The second design pattern in the Structural Category is the Bridge Design Pattern. Let's take a look at this design pattern to understand how to apply this pattern in C# and .Net programming.
Note: code can be downloaded at my Github.
1. What is the Bridge Design Pattern?
In the Bridge Design Pattern, it is essential to "bridge" the Abstraction and the Implementation of a class. The Implementation is an interface that will describe a set of specific behavior that can be used by any Object in our codebase. It can have multiple concrete implementations that adhere to the contract defined in the interface. The Abstraction is the object that will provide an API that will make use of an underlying Implementation. It acts as a layer over the top of the Implementation that can be further refined through inheritance if required.
Bridge is a structural design pattern that lets you split a large class or a set of closely related classes into two separate hierarchies—abstraction and implementation—which can be developed independently of each other.
2. When to use the Bridge Design Pattern?
Say you have a geometric Shape class with a pair of subclasses: Circle and Square. You want to extend this class hierarchy to incorporate colors, so you plan to create Red and Blue shape subclasses. However, since you already have two subclasses, you’ll need to create four class combinations such as BlueCircle and RedSquare.
Adding new shape types and colors to the hierarchy will grow it exponentially. For example, to add a triangle shape you’d need to introduce two subclasses, one for each color. And after that, adding a new color would require creating three subclasses, one for each shape type. The further we go, the worse it becomes.
3. How to implement the Bridge Design Pattern?
The Bridge pattern attempts to solve the above problem by switching from inheritance to the object composition. What this means is that you extract one of the dimensions into a separate class hierarchy, so that the original classes will reference an object of the new hierarchy, instead of having all of its state and behaviors within one class.
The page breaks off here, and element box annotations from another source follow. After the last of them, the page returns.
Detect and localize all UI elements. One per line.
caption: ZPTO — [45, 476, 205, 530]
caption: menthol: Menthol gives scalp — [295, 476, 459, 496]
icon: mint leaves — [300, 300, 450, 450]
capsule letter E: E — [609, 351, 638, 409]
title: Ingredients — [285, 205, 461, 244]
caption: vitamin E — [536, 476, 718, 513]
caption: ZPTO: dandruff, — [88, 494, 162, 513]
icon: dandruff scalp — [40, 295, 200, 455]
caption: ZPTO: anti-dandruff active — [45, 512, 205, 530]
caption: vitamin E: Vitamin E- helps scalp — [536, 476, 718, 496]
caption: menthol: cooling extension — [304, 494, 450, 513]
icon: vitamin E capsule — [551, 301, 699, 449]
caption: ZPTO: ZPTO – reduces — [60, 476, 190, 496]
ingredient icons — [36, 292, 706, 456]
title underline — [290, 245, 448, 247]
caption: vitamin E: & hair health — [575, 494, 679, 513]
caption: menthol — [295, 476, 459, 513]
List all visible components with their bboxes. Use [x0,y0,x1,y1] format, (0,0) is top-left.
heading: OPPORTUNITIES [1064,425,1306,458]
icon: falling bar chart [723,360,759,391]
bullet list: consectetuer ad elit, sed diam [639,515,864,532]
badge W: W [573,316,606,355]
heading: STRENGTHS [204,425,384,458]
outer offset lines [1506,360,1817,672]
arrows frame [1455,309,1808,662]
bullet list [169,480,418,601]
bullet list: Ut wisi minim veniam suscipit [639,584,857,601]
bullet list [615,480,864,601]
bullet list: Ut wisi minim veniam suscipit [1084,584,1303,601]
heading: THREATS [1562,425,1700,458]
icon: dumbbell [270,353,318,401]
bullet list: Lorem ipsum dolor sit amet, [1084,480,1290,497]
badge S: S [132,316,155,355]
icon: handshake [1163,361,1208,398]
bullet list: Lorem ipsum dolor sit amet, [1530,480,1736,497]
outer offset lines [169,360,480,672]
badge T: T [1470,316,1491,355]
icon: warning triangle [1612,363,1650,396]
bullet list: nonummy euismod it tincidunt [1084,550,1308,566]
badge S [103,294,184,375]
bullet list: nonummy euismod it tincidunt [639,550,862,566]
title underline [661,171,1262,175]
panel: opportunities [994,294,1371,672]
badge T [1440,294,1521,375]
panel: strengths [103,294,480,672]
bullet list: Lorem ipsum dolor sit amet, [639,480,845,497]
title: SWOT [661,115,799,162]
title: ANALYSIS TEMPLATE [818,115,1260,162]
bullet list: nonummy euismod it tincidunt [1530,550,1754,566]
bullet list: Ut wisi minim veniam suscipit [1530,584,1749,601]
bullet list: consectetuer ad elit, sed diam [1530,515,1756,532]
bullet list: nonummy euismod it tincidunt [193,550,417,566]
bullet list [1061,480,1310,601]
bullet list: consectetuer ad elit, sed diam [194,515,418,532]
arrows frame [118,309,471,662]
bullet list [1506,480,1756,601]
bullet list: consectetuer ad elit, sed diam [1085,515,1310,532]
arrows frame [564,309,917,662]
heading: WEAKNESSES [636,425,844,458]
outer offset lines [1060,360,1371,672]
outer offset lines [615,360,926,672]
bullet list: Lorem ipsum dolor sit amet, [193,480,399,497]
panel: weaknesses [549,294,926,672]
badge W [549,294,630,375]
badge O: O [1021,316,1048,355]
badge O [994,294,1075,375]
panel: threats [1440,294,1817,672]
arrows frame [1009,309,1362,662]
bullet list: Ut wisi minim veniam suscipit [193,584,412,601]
Step 1: Define an Interface for the Implementation
public interface Color { string Log(); }
Step 2: Define an Abstract class for the Abstraction
public abstract class Shape { public string Type { get; set; } public Color Color { get; set; } public Shape(Color color, string type) { Color = color; Type = type; } public override string ToString() { return $"I am a {Color.Log()} {Type}"; } }
Step 3: Create a concrete Implementation
public class Red : Color { public string Log() { return "Red"; } } public class Blue : Color { public string Log() { return "Blue"; } }
Step 4: Create a refined Abstraction that behaves slightly different
public class Circle : Shape { public Circle(Color color) : base (color, "Circle") { } } public class Square : Shape { public Square(Color color) : base(color, "Square") { } }
So, we can now initiate circle or square objects by calling the Shape constructor and passing the color object as a parameter like below:
class Program { static void Main(string[] args) { var circle = new Circle(new Red()); Console.WriteLine(circle.ToString()); var square = new Square(new Blue()); Console.WriteLine(square.ToString()); } }Done! By implementing the Bridge Design Pattern like above, we can avoid exponentially growing numbers of shape sub classes and also allow the Implementation and Abstraction grow independently without affecting each other.